La startup svedese NorthVolt, entrata nel mercato dell’elettro-mobilità con l’ambizione di diventare la più grande fabbrica in Europa di batterie agli ioni di litio, è a un passo dal fallimento. Il piano sostenuto anche dalla partecipazione di Volkswagen, si scontra ora con difficoltà crescenti dovute al rallentamento della domanda di auto elettriche, ma anche alle Case auto che si defilano cancellando le commesse. Le notizie di oggi vedono l’azienda con un gran bel da fare, con le dimissioni del CEO USA dopo la richiesta di accesso alla procedura fallimentare nel tentativo di riassestare un po’ i debiti, ma serve oltre 1 miliardo di $ per continuare.
PRODUZIONE BATTERIE NORTHVOLT IN CRISI
Solo di recente avevamo scritto dei posti di lavoro a rischio per il crollo della produzione e l’impennata dei costi. Uno scenario che avrebbe spinto l’azienda a prendere decisioni drastiche, tra cui il taglio di ben 1.600 posti di lavoro. Secondo quanto riportava il quotidiano tedesco Handelsblatt, la ristrutturazione avrebbe riguardato principalmente lo stabilimento NorthVolt di Skellefteå, situato a nord della Svezia, dove era in bilico il posto di lavoro di circa 1.000 dipendenti solo in questa struttura.
La riduzione della forza lavoro è uno dei primi segnali di difficoltà dell’industria automotive che anche NorthVolt sta affrontando. L’azienda, fondata dall’ex manager di Tesla, Peter Carlsson, aveva pianificato una significativa espansione del suo principale impianto di produzione, noto come NorthVolt Ett. Inizialmente l’orientamento dell’azienda sembrava quello dell‘ottimizzazione della produzione esistente, con l’obiettivo di migliorare l’efficienza nella fabbricazione delle celle per batterie. Intanto i piani di crescita erano già stati congelati in attesa di reazioni migliori del mercato.
NORTHVOLT: IL FALLIMENTO E LE DIMISSIONI DEL CEO
Le notizie di oggi parlano invece di una situazione molto più critica, al punto che proprio il primo ufficiale al comando ha lasciato il timone. Peter Carlsson, co-fondatore della startup ha dato le dimissioni dopo circa 8 anni (era in carica dal 2016). L’ufficialità è arrivata il giorno seguente alla richiesta di avviamento della procedura fallimentare per NorthVolt secondo il Chapter 11 previsto dalle leggi USA. Ciò significa che, sebbene l’azienda sia praticamente fallita, non è in liquidazione, ma al centro di un meccanismo di salvataggio e riorganizzazione per evitare la bancarotta, congelando azioni da parte dei creditori che si troverebbero nella posizione di pretendere pagamenti. Intanto la procedura fallimentare permetterà di accedere a 245 milioni di $ di finanziamenti, secondo quanto dichiarato dalla stessa azienda in una nota ufficiale.

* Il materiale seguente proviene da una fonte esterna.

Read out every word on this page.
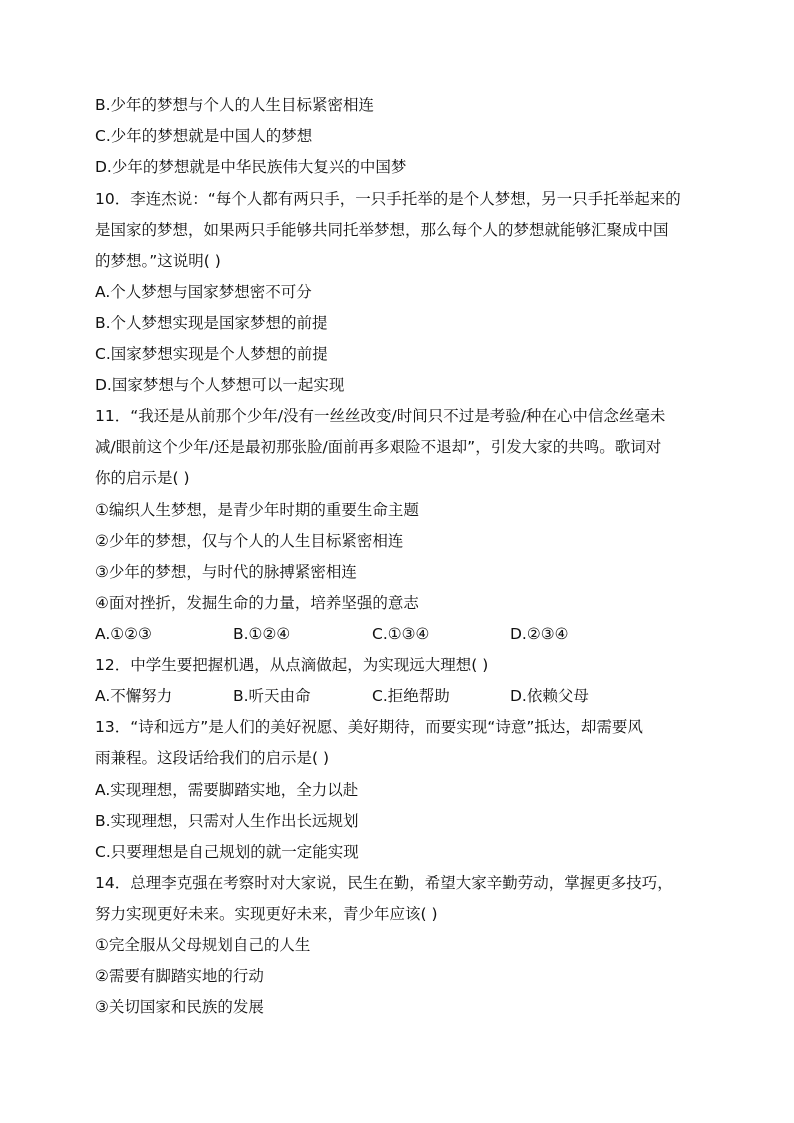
B.少年的梦想与个人的人生目标紧密相连
C.少年的梦想就是中国人的梦想
D.少年的梦想就是中华民族伟大复兴的中国梦
10．李连杰说：“每个人都有两只手，一只手托举的是个人梦想，另一只手托举起来的
是国家的梦想，如果两只手能够共同托举梦想，那么每个人的梦想就能够汇聚成中国
的梦想。”这说明( )
A.个人梦想与国家梦想密不可分
B.个人梦想实现是国家梦想的前提
C.国家梦想实现是个人梦想的前提
D.国家梦想与个人梦想可以一起实现
11．“我还是从前那个少年/没有一丝丝改变/时间只不过是考验/种在心中信念丝毫未
减/眼前这个少年/还是最初那张脸/面前再多艰险不退却”，引发大家的共鸣。歌词对
你的启示是( )
①编织人生梦想，是青少年时期的重要生命主题
②少年的梦想，仅与个人的人生目标紧密相连
③少年的梦想，与时代的脉搏紧密相连
④面对挫折，发掘生命的力量，培养坚强的意志
A.①②③	B.①②④	C.①③④	D.②③④
12．中学生要把握机遇，从点滴做起，为实现远大理想( )
A.不懈努力	B.听天由命	C.拒绝帮助	D.依赖父母
13．“诗和远方”是人们的美好祝愿、美好期待，而要实现“诗意”抵达，却需要风
雨兼程。这段话给我们的启示是( )
A.实现理想，需要脚踏实地，全力以赴
B.实现理想，只需对人生作出长远规划
C.只要理想是自己规划的就一定能实现
14．总理李克强在考察时对大家说，民生在勤，希望大家辛勤劳动，掌握更多技巧，
努力实现更好未来。实现更好未来，青少年应该( )
①完全服从父母规划自己的人生
②需要有脚踏实地的行动
③关切国家和民族的发展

In sintesi è ciò che sta accadendo, anche se non è così semplice la soluzione: secondo quanto stimato, da IlSole24Ore, l’azienda avrebbe bisogno di almeno 1-1,2 miliardi di $ per non affondare definitivamente. Grossomodo circa la metà della più grande commessa di batterie ritirata da BMW (valore circa 2 miliardi di euro) che si sarebbe dovuto concretizzare proprio dal 2024 secondo i piani annunciati dalla Casa auto tedesca.
DRAGHI E L’INADEGUATEZZA POLITICA PER L’AUTOMOTIVE IN EUROPA
La scelta di ridimensionare è la diretta conseguenza di un mercato sempre più sfidante per l’industria automobilistica a cui Mario Draghi, presidente della BCE, si è riferito senza mezzi termini, durante la presentazione del report sulla competitività in Europa.

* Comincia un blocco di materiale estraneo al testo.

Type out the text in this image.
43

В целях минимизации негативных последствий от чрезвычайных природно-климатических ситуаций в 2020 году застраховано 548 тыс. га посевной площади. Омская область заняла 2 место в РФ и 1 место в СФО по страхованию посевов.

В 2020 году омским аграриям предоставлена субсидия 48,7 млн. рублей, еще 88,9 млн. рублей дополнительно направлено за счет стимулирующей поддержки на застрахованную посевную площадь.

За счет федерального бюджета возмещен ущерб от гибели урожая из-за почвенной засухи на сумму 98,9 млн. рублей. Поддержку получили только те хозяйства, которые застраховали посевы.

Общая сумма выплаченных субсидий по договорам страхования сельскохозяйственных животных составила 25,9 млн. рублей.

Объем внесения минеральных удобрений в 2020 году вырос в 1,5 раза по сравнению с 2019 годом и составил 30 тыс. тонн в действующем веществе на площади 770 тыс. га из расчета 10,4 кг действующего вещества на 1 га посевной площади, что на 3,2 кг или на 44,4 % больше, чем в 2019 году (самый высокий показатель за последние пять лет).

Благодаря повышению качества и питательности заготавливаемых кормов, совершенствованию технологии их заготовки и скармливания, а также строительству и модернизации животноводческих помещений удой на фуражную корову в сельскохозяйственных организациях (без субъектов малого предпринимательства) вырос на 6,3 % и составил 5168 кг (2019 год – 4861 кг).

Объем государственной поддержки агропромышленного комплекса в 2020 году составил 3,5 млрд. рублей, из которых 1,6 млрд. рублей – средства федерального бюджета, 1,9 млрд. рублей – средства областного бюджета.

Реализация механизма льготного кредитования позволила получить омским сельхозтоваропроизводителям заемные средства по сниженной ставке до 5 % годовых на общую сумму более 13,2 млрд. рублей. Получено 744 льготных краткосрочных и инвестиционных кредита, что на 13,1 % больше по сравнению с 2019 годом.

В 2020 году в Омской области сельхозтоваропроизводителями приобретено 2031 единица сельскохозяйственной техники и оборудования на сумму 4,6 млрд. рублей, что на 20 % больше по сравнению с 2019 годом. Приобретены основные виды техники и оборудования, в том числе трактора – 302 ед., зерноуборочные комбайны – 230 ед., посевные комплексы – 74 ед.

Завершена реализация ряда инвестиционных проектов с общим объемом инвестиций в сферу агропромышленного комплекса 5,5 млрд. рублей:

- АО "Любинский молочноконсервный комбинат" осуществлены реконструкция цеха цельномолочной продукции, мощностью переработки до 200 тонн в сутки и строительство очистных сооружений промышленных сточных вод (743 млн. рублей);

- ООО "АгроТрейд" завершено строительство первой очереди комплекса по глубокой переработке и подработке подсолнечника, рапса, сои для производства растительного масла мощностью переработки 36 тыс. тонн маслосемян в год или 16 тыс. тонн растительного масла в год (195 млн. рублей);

Commentando l’assenza di una politica industriale, Draghi ha affermato che “il settore automobilistico è un esempio chiave della mancanza di pianificazione dell’Unione e dell’applicazione di una politica climatica senza quella industriale”.
BAN AUTO ICE 2035 DA REVISIONARE
Anche Volkswagen, che aveva investito circa 500 milioni di euro in NorthVolt, per una joint venture al 50%, in cambio del 20% di azioni iniziali e un posto nel Consiglio di sorveglianza, ora si trova a sua volta in balia del mercato e alle prese con un necessario taglio dei costi.
Il quadro che emerge è quello di un settore che, pur restando strategicamente importante per la transizione ecologica dell’industria automobilistica, sta vivendo una fase di incertezza. Inizia ad esserne consapevole anche una parte della politica che ora punta ad anticipare al 2025 il ricorso alla clausola di revisione della proposta di ban dei motori endotermici al 2035.